When the program first tries to read or write to one of those addresses, a page fault occurs. The OS catches the page fault, figures out that that address corresponds to a memory-mapped file, and reads the appropriate disk sector into an internal kernel buffer. Then, it maps the kernel buffer into the process's address space, and restarts the user instruction that caused the page fault. If the faulting instruction was a read, we're all done for now. If it was a write, the data is written to memory, and the page is marked as dirty. Subsequent reads or writes to data within the same page do not require reading/writing to/from disk, since the data is in memory.
When the file is flushed or closed, any pages which have been marked dirty are written back to disk.

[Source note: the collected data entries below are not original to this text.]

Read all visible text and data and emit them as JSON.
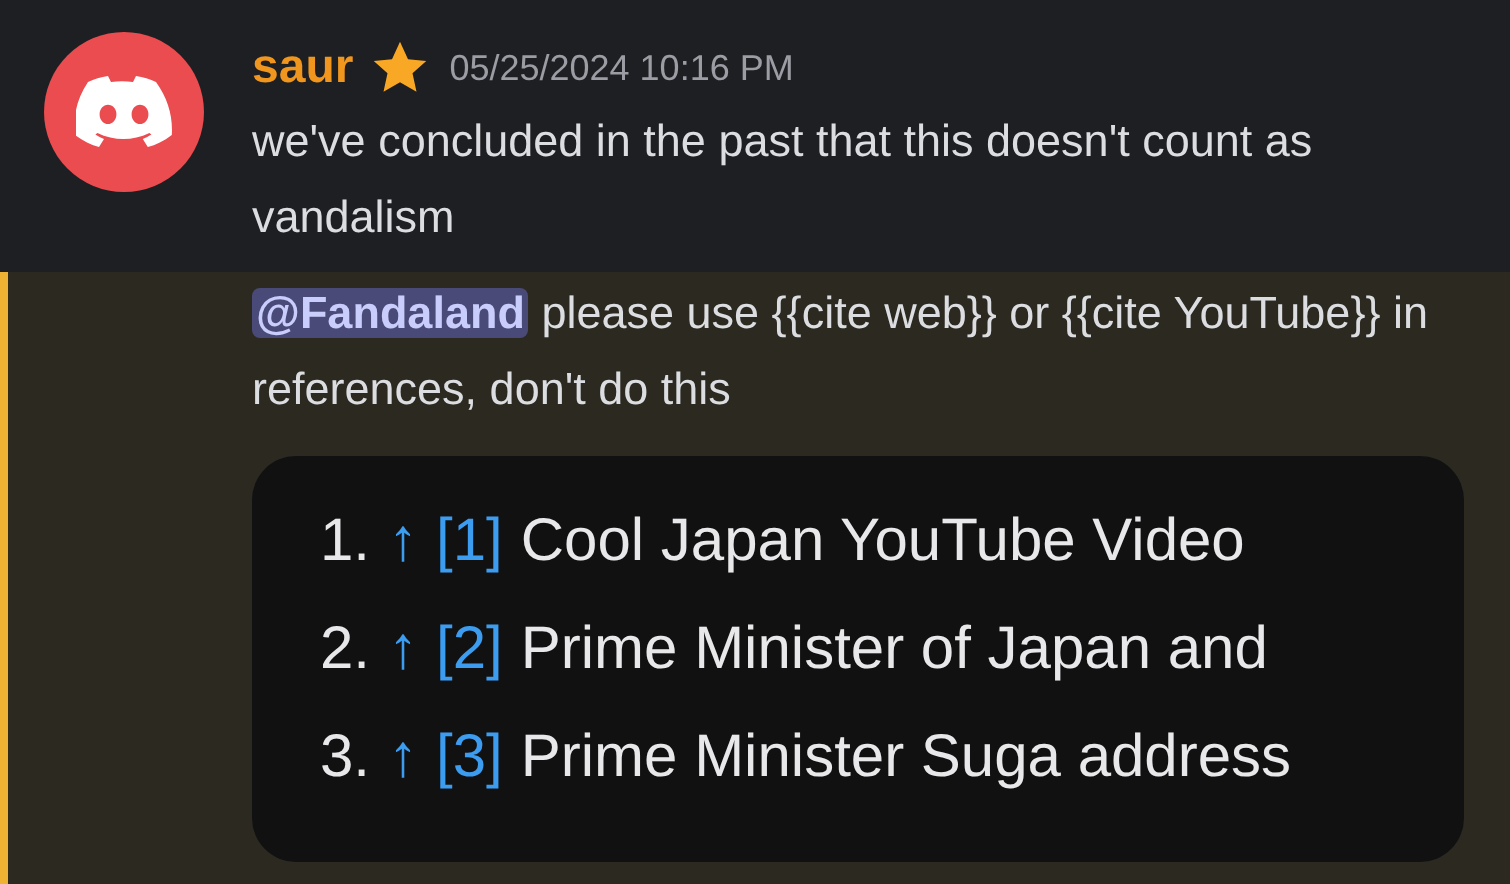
{
  "messages": [
    {
      "author": "saur",
      "timestamp": "05/25/2024 10:16 PM",
      "text": "we've concluded in the past that this doesn't count as vandalism"
    },
    {
      "mentions_me": true,
      "mention": "@Fandaland",
      "text": "please use {{cite web}} or {{cite YouTube}} in references, don't do this"
    }
  ],
  "embedded_list": [
    {
      "number": "1.",
      "arrow": "↑",
      "ref": "[1]",
      "title": "Cool Japan YouTube Video"
    },
    {
      "number": "2.",
      "arrow": "↑",
      "ref": "[2]",
      "title": "Prime Minister of Japan and"
    },
    {
      "number": "3.",
      "arrow": "↑",
      "ref": "[3]",
      "title": "Prime Minister Suga address"
    }
  ]
}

Using memory-mapped files is advantageous for programs which read or write disk sectors in a very haphazard manner. You only read disk sectors which are actually used, instead of reading the entire file.
I'm not really sure what you are asking, but mmap() sets aside a chunk of virtual memory to hold the given amount of data (usually. It can be file-backed sometimes).
A process is an OS entity, and it gains access to memory mapped areas through the OS-proscribed method: calling mmap().
The kernel has internal buffers representing chunks of memory. Any given process is assigned a memory mapping in its own address space which refers to that buffer. A number of proccesses may have their own mappings, but they all end up resolving to the same chunk (via the kernel buffer).
This is a simple enough concept, but it can get a little tricky when processes write. To keep things simple in the read-only case there's usually a copy-on-write functionality that's only used as needed.
Any data will be in some form of memory or others, some cases in HDD, in embedded systems may be some flash memory or even the ram (initramfs), barring the last one, the data in the memory are frequently cached in the RAM, RAM is logical divided into pages and the kernel maintains a list of descriptors which uniquely identify an page.
So at best accessing data would be accessing the physical pages. Process gets there own process address space which consists of many vm_are_struct which identifies a mapped section in the address space. In a call to mmap, new vm_area_struct may be created or may be merged with an existing one if the addresses are adjacent.
A new virtual address is returned to the call to mmap. Also new page tables are created which consists the mapping of the newly created virtual addresses to the physical address where the real data resides. mapping can be done on a file, or anonymously like malloc. The process address space structure mm_struct uses the pointer of pgd_t (Page global directory) to reach the physical page and access the data.